Dicevo inspiegabilmente perchè il progresso tecnologico ci da in teoria molto più tempo a nostra disposizione, ma ecco spuntare una società superficiale che se non sei tonico e palestrato non sei nulla, se non vai a giocare a calcetto con gli amici ti bolla come asociale e complice la società dei consumi, divide le strade di genitori e figli, impegnati in attività ludiche e sociali totalmente differenti. Alla fine si diventa quasi degli estranei che, quando va bene, condividono il desco. Ma attenti, sono seduti alla stessa tavola, ma le rispettive diete impongono loro di consumare cibi differenti e, quanto al dialogo, non ne parliamo. Tutti, infatti, a tavola con telefonino, che ci offre dialoghi farlocchi sulle migliaia di chat disponibili.

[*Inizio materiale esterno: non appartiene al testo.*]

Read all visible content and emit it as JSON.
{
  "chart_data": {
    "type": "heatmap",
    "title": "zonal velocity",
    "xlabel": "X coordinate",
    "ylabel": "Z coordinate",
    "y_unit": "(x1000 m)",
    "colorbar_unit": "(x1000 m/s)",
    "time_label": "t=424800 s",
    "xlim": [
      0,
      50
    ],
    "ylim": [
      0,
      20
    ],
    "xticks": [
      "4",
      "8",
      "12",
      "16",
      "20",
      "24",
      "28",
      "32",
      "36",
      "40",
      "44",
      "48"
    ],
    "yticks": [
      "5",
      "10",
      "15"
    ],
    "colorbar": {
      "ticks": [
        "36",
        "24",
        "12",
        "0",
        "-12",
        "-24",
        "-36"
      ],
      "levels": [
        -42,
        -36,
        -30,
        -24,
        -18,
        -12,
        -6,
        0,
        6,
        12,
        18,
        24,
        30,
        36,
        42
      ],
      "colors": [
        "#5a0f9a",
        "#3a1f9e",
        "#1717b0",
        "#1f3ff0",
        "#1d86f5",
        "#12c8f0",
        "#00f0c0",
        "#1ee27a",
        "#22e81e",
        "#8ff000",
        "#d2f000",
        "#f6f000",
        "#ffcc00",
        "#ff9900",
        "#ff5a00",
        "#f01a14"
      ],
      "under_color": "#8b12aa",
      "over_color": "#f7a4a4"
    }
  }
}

Il massimo della conversazione è lo scambio tra i commensali di post ritenuti interessanti. Cresce così, più fisicamente che altro, uno o più figli senza una guida, senza un esempio, senza neanche un’educazione vera. E costoro affronteranno i fatti della vita come ci suggerisce di viverla il novello guru del terzo millennio: l’influencer. Chi è generalmente costui o costei? Un nulla facente, attaccato ai social dalla mattina alla sera, che totalizzando like in quantità ha trovato modo di campare alla grande. La sua forza? La totale ignoranza di tutto, che lo porta a risposte di una banalità incredibile. Ma è proprio l’assenza del sapere che il suo cliente vuole ed adora. Si può, così, identificare totalmente in quella risposta del suo modello esistenziale e ciò soddisfa il suo ego oltre l’immaginabile.
Poi il povero professore spiega la libertà di espressione. Parla difficile, tecnicamente, non interessa, dunque, accusarlo su un social di anti islamismo diventa un bel gioco ed il ceceno radicalizzato non fa paura, ma ci ricorda tanto l’eroe del videogioco di moda dove più teste mozzi più sei fico.
La domanda che mi pongo e, mi sembra di capire che condividete tutti o quasi, è: “ma questi chi li addrizza”? Naturalmente non i nonni, capacissimi e con il tempo a disposizione e la vocazione per farlo. Come si fa? Li abbiamo parcheggiati, in attesa della chiamata finale. nella Rsa -Residenza sanitaria assistita, che magari si rivelerà peggio di un lager, come la cronaca ci racconta quotidianamente.
Amo il progresso, ma questo è solo regresso, culturale, morale e sociale. Dio ci aiuti, perché noi non ne siamo capaci.